(Dry goods exchange) Calculation of air gap by formula of transformer

First, formula in converter

1) V=N*B*Ae/t.

V is voltage on coil;

N is number of coil turns;

B is magnetic flux density of core;

Ae is cross-sectional area on which core is wound

It's time.

The meaning of formula: in time t for a coil with N turns of wire, change in magnetic flux is N*B*Ae, and induced voltage is V.

Ampère's theorem: N1*I1+N2*I2...=H1*L1+H2*L2. In a constant magnetic field, line integral of magnetic induction B along any closed path is equal to algebraic sum of currents surrounded by closed path multiplied by magnetic permeability.

N1 is number of turns of coil 1 on winding core.

I1 is current on coil 1.

H1 is magnetic field strength of magnetic circuit = B/u0*ur, u0 is magnetic permeability of vacuum, ur is relative magnetic permeability of magnetic circuit.

L1 is length of magnetic field contour in core.

H2 - magnetic field strength of air gap of magnetic circuit=B/u0

L2 is length of core air gap.

B=u0*(N1*I1+N2*I2+...)/(L1/ur+L2).

Second, direct transducer

Waveform at maximum power

Oscillogram of magnetic flux density versus time t

In formula 1 (V=N*B*Ae/t), given that more turns, greater losses, and more magnetic circuit is required, therefore, number of turns should be chosen as small as possible, and B= should be chosen Bmax. V=N*Bmax*Ae/t1, find N and take an integer Ni from N as number of winding turns.

After choosing Ni, Bi=V*t1/(Ni*Ae) can be obtained at this time.

Formula Pass 2:

Bi=u0*(N1*I1-N2*I2)/(L1/ur+L2).

In a transformer, current direction of terminal of same name is opposite, so sign is opposite.

When the power is p, I2 is determined and I1=Bi*(L1/ur+L2)/(u0*N1)+N2*I2/N1 can be calculated.

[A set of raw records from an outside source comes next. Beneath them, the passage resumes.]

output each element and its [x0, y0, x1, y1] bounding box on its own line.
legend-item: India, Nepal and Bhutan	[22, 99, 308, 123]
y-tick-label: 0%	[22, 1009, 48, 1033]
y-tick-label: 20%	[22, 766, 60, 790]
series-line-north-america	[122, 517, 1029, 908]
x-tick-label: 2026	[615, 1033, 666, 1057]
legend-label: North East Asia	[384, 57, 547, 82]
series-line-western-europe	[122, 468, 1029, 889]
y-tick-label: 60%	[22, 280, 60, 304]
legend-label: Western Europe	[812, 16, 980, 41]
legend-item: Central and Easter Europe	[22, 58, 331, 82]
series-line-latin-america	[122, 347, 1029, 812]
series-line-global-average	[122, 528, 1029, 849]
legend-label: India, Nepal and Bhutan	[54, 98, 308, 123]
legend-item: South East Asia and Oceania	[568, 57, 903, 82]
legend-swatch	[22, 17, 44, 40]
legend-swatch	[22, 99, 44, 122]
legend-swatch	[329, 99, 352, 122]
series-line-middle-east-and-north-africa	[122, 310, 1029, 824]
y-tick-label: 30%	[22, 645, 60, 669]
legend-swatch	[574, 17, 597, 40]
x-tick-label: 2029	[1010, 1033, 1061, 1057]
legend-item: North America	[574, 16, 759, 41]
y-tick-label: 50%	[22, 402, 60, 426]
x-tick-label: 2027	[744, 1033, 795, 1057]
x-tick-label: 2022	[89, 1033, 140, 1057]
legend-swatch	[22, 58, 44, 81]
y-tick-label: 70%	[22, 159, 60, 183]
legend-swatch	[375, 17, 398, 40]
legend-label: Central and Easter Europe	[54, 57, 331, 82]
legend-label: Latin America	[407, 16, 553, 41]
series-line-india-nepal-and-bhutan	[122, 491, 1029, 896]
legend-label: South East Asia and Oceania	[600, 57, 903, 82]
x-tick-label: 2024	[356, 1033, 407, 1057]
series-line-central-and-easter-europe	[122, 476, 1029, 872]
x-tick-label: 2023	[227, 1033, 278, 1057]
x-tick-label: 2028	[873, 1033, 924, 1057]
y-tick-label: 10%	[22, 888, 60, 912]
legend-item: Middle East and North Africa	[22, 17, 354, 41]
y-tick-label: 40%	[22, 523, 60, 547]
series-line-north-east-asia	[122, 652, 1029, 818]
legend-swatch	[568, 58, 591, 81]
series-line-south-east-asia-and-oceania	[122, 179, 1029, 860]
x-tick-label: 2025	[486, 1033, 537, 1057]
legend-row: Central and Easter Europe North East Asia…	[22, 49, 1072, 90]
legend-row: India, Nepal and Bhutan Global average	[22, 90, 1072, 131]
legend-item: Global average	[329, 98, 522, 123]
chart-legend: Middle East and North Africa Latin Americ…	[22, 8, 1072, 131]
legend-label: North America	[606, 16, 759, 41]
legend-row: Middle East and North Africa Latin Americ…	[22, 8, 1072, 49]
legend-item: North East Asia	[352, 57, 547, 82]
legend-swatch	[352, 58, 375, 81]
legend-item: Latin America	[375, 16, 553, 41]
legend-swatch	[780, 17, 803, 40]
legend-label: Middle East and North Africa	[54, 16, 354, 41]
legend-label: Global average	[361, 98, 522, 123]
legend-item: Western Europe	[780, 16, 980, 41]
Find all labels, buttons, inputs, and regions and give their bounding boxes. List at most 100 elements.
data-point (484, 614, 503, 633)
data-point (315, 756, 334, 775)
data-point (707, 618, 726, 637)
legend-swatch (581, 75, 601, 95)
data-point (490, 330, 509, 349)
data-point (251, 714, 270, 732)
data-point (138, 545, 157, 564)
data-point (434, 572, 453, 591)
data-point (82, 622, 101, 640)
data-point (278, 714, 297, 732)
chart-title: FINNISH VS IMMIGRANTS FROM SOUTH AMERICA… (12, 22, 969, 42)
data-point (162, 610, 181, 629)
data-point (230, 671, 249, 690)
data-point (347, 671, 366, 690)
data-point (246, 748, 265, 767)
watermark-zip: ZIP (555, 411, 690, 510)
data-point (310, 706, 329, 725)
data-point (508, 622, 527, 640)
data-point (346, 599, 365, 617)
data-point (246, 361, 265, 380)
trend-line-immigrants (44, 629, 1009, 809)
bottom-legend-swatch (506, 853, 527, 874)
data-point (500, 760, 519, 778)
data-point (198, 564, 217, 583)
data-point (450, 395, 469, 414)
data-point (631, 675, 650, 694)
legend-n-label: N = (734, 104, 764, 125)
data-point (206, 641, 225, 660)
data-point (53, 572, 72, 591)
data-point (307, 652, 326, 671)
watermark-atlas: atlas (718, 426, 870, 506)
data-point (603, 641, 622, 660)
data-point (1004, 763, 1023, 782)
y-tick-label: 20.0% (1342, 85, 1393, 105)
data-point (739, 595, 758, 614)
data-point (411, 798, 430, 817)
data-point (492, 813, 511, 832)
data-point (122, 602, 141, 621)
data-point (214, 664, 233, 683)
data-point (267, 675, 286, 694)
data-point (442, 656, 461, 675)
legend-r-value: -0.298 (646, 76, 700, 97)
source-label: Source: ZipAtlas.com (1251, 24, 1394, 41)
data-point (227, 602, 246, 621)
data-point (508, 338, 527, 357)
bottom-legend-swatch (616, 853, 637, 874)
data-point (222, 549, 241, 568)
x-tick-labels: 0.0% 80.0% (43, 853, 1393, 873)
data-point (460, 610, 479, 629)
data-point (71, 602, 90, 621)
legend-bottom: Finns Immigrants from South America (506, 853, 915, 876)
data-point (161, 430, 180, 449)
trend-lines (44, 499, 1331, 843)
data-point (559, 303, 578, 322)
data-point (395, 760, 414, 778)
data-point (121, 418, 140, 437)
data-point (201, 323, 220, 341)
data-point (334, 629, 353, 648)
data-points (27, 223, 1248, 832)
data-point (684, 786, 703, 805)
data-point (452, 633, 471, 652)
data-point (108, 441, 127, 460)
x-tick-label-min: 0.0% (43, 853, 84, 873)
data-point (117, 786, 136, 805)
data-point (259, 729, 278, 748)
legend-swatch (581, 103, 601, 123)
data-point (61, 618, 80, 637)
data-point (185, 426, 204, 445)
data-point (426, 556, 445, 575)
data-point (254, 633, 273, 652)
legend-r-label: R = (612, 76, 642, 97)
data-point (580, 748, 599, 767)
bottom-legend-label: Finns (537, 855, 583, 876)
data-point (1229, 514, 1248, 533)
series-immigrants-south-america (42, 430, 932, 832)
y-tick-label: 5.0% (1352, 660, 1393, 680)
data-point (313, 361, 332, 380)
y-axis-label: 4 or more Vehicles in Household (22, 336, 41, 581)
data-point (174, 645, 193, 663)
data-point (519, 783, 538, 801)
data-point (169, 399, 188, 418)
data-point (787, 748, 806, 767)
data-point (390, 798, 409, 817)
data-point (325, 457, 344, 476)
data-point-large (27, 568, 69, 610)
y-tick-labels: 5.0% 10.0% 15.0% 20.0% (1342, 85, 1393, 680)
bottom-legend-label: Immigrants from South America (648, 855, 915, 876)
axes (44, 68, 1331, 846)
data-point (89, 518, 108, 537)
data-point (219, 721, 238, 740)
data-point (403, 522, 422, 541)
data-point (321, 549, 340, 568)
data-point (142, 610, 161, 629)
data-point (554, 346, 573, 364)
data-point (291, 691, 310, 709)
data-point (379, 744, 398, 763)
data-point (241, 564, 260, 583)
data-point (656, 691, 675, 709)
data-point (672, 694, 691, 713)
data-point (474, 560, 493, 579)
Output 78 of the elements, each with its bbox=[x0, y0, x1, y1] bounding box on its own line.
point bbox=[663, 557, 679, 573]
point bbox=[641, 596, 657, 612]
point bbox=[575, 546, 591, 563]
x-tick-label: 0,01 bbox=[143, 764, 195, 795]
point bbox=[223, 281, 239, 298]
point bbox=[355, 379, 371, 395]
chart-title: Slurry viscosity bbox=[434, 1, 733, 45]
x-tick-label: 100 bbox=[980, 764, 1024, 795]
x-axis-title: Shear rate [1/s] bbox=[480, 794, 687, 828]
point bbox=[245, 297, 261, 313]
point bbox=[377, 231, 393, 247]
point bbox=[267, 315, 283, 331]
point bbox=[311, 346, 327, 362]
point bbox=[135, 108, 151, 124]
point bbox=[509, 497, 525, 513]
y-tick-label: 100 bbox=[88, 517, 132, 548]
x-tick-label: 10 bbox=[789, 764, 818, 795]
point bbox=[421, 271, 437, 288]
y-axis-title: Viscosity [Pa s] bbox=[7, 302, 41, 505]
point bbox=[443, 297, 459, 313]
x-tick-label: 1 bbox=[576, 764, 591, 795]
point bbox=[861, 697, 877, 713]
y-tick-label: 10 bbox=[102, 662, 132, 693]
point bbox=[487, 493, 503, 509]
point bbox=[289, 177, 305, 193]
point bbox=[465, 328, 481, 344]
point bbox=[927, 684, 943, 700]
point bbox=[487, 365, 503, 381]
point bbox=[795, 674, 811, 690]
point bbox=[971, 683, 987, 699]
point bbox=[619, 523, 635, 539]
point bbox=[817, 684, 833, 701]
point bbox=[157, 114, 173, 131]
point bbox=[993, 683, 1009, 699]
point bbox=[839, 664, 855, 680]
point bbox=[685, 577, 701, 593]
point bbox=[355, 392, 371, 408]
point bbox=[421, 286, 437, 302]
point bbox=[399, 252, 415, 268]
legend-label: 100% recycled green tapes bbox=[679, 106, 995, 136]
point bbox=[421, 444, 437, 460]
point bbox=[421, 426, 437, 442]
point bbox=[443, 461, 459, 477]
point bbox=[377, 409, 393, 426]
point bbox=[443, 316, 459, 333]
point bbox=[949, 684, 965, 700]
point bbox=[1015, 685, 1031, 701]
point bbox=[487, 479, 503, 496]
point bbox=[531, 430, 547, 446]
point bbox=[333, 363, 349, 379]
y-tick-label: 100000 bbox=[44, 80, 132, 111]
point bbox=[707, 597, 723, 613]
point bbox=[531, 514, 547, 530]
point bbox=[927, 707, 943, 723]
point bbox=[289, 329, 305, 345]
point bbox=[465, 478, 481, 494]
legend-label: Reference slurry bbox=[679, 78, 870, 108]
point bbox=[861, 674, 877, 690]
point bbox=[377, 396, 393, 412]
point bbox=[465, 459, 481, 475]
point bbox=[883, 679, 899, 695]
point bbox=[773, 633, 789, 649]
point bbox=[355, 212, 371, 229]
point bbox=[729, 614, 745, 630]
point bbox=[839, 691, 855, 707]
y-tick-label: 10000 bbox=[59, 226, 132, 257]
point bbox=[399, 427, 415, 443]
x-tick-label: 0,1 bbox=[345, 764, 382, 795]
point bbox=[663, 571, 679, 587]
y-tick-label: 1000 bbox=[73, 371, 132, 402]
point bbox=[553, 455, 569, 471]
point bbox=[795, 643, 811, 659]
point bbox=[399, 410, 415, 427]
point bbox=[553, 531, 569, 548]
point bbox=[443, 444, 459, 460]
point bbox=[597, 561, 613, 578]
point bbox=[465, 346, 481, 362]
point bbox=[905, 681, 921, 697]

Transformer input power=I1*V*D=0.5*Bi*(L1/ur+L2)/(u0*N1)*V*D+N2*I2/N1*V*T*D=0 .5* Bi *(L1/ur+L2)/(u0*N1)*V*D+p. can meet power requirement. Therefore, direct transformer does not need to adjust L2 value to meet power requirement.

3. Flyback transformer (intermittent)

Oscillogram of magnetic flux density versus time t

In formula 1 (V=N*B*Ae/t), given that more turns, greater losses, and more magnetic circuit is required, therefore, number of turns should be chosen as small as possible, and B= should be chosen Bmax. V=N*Bmax*Ae/t1, find N and take an integer Ni from N as number of winding turns.

After choosing Ni, Bi=V*t1/(Ni*Ae) can be obtained at this time.

Formula Pass 2:

Bi=u0*(N1*I1)/(L1/ur+L2).

In a flyback transformer, when I1 has current, I2 has no current.

I1=Bi*(L1/ur+L2)/(u0*N1) can be calculated.

Maximum input power of transformer P1=I1*V*T*D*0.5=0.5*Bi*(L1/ur+L2)/(u0*N1)*V*D. If power of transformer P0 is required, then maximum power of transformer P1

Fourth, reverse transformer (continuous)

Oscillogram of magnetic flux density versus time t

Select B=Br. V=N*Br*Ae/t1, find N, and round up N to an integer Ni as the number of winding turns.

After choosing Ni, Bi=V*t1/(Ni*Ae) can be obtained at this time.

Formula Pass 2:

Bi=u0*(N1*I1)/(L1/ur+L2).

Bmax=u0*(N1*Imax)/(L1/ur+L2).

In a flyback transformer, when I1 has current, I2 has no current.

I1=Bi*(L1/ur+L2)/(u0*N1) can be calculated. Imax=Bmax*(L1/ur+L2)/(u0*N1)

Maximum input power of transformer P1=(Imax-0.5*I1)*V*D=0.5*(Bmax-0.5Br)*(L1/ur+L2)/(u0*N1)*V *D. If power of transformer P0 is required, then maximum power of transformer P1

V. Conclusion

The flyback transformer can increase maximum output power of transformer by increasing air gap. The maximum power of a direct transformer is independent of air gap.